91.9% of residents lived in urban areas, while 8.1% lived in rural areas.

There were 437 households in Masaryktown, of which 33.2% had children under the age of 18 living in them. Of all households, 46.5% were married-couple households, 19.7% were households with a male householder and no spouse or partner present, and 25.2% were households with a female householder and no spouse or partner present. About 22.6% of all households were made up of individuals and 13.1% had someone living alone who was 65 years of age or older.

There were 492 housing units, of which 11.2% were vacant. The homeowner vacancy rate was 2.3% and the rental vacancy rate was 11.0%.

Racial composition as of the 2020 census
| Race | Number | Percent |
|---|---|---|
| White | 890 | 82.6% |
| Black or African American | 13 | 1.2% |
| American Indian and Alaska Native | 11 | 1.0% |
| Asian | 15 | 1.4% |
| Native Hawaiian and Other Pacific Islander | 0 | 0.0% |
| Some other race | 63 | 5.8% |
| Two or more races | 85 | 7.9% |
| Hispanic or Latino (of any race) | 176 | 16.3% |

===2000 census===
As of the 2000 census, there were 920 people, 379 households, and 264 families residing in the CDP. The population density was 868.7 PD/sqmi. There were 431 housing units at an average density of 407.0 /sqmi. The racial makeup of the CDP was 95.43% White, 0.33% African American, 0.22% Native American, 0.43% Asian, 2.17% from other races, and 1.41% from two or more races. Hispanic or Latino of any race were 6.63% of the population.

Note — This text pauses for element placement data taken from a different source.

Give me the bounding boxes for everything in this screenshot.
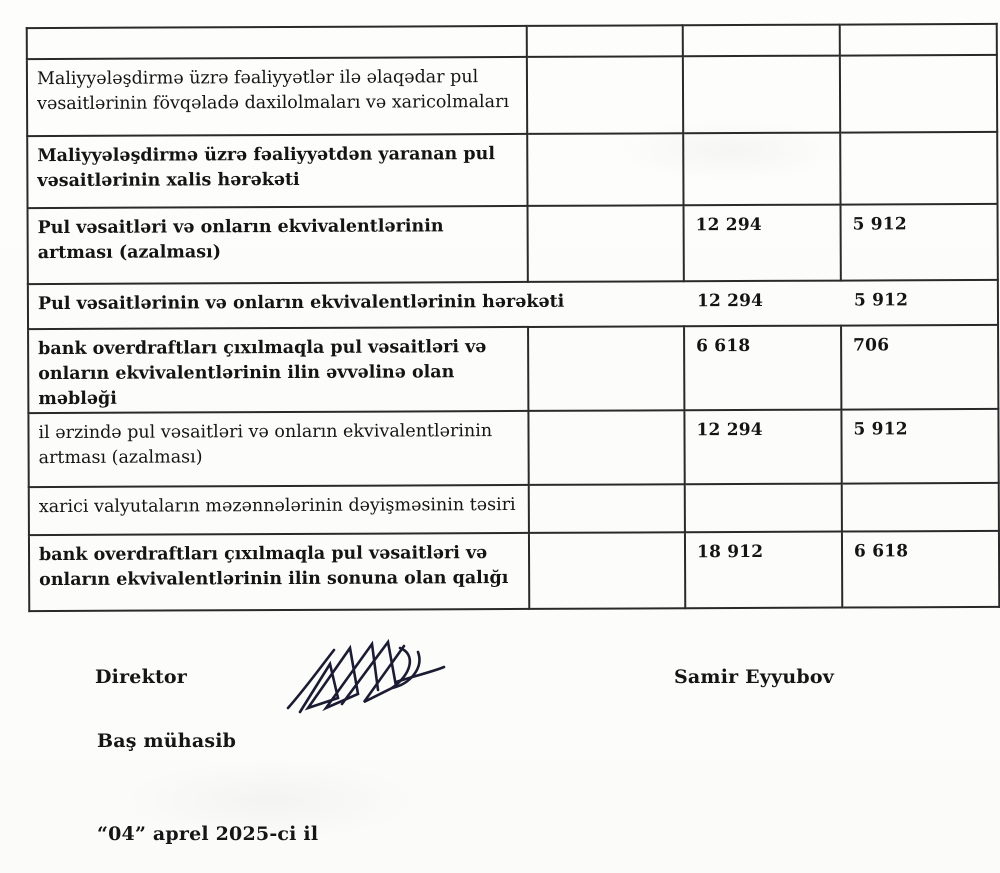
notes-cell (526, 56, 684, 134)
table-row: xarici valyutaların məzənnələrinin dəyiş… (28, 482, 999, 536)
value-current-period: 12 294 (684, 409, 842, 485)
signature-icon (286, 638, 446, 714)
value-current-period: 12 294 (696, 290, 764, 312)
cash-flow-table: Maliyyələşdirmə üzrə fəaliyyətlər ilə əl… (26, 23, 1000, 612)
merged-total-cell: Pul vəsaitlərinin və onların ekvivalentl… (27, 279, 999, 330)
value-previous-period: 5 912 (853, 290, 909, 311)
row-label: bank overdraftları çıxılmaqla pul vəsait… (28, 326, 529, 414)
chief-accountant-label: Baş mühasib (97, 730, 237, 752)
row-label: Maliyyələşdirmə üzrə fəaliyyətdən yarana… (27, 133, 528, 209)
row-label: bank overdraftları çıxılmaqla pul vəsait… (28, 532, 530, 612)
notes-cell (526, 25, 683, 57)
notes-cell (528, 326, 685, 411)
director-label: Direktor (95, 666, 188, 688)
row-label: Pul vəsaitləri və onların ekvivalentləri… (27, 205, 528, 285)
row-label: Pul vəsaitlərinin və onların ekvivalentl… (37, 291, 565, 315)
value-current-period (682, 55, 841, 134)
value-current-period (683, 132, 841, 206)
table-row: Maliyyələşdirmə üzrə fəaliyyətdən yarana… (27, 131, 998, 209)
value-previous-period (839, 54, 998, 133)
table-row: Pul vəsaitləri və onların ekvivalentləri… (27, 203, 998, 285)
row-label (26, 25, 527, 60)
value-previous-period: 5 912 (841, 408, 999, 484)
notes-cell (528, 410, 685, 485)
notes-cell (527, 133, 684, 206)
value-previous-period (839, 23, 997, 56)
row-label: il ərzində pul vəsaitləri və onların ekv… (28, 410, 529, 488)
value-current-period: 12 294 (683, 204, 841, 282)
notes-cell (528, 484, 685, 533)
director-name: Samir Eyyubov (674, 666, 834, 688)
table-row: Maliyyələşdirmə üzrə fəaliyyətlər ilə əl… (26, 54, 998, 137)
value-previous-period: 5 912 (840, 203, 998, 281)
table-row (26, 23, 997, 60)
value-current-period: 6 618 (684, 325, 842, 411)
table-row-merged: Pul vəsaitlərinin və onların ekvivalentl… (27, 279, 999, 330)
value-current-period (684, 483, 842, 533)
value-previous-period: 6 618 (841, 530, 1000, 608)
table-row: il ərzində pul vəsaitləri və onların ekv… (28, 408, 999, 488)
notes-cell (527, 205, 684, 282)
row-label: xarici valyutaların məzənnələrinin dəyiş… (28, 484, 529, 536)
value-current-period: 18 912 (684, 531, 843, 609)
value-previous-period (840, 131, 998, 205)
value-current-period (682, 24, 840, 57)
value-previous-period (841, 482, 999, 532)
value-previous-period: 706 (841, 324, 999, 410)
date-line: “04” aprel 2025-ci il (97, 823, 319, 845)
row-label: Maliyyələşdirmə üzrə fəaliyyətlər ilə əl… (26, 56, 528, 137)
table-row: bank overdraftları çıxılmaqla pul vəsait… (28, 530, 1000, 612)
table-row: bank overdraftları çıxılmaqla pul vəsait… (28, 324, 999, 414)
notes-cell (528, 532, 686, 609)
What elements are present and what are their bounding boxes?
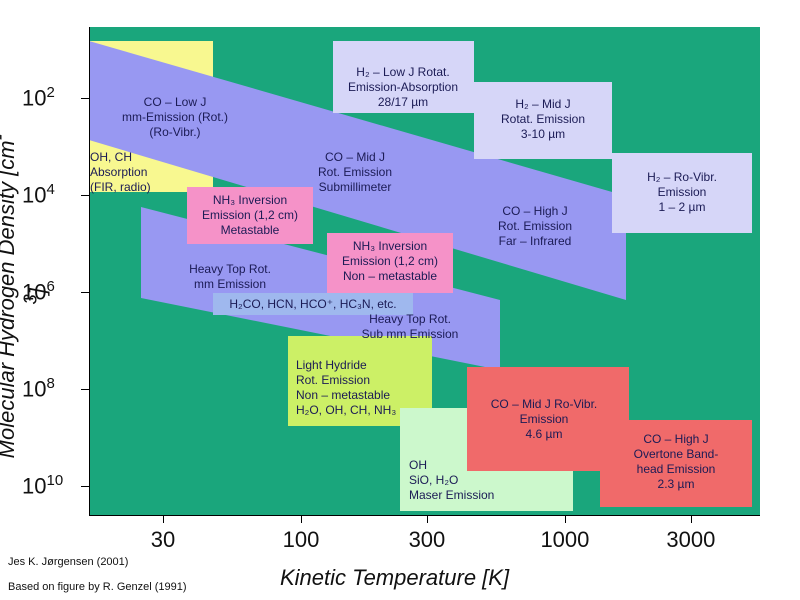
label-h2-mid-j: H₂ – Mid J Rotat. Emission 3-10 µm <box>501 97 585 142</box>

There were 379 households, out of which 29.0% had children under the age of 18 living with them, 52.5% were married couples living together, 12.1% had a female householder with no husband present, and 30.3% were non-families. 24.3% of all households were made up of individuals, and 13.2% had someone living alone who was 65 years of age or older. The average household size was 2.42 and the average family size was 2.86.

In the CDP, the population was spread out, with 23.0% under the age of 18, 7.3% from 18 to 24, 26.3% from 25 to 44, 23.4% from 45 to 64, and 20.0% who were 65 years of age or older. The median age was 42 years. For every 100 females, there were 91.3 males. For every 100 females age 18 and over, there were 92.9 males.

The median income for a household in the CDP was $35,524, and the median income for a family was $37,585. Males had a median income of $30,446 versus $24,000 for females. The per capita income for the CDP was $17,686. About 13.3% of families and 13.8% of the population were below the poverty line, including 26.0% of those under age 18 and 6.4% of those age 65 or over.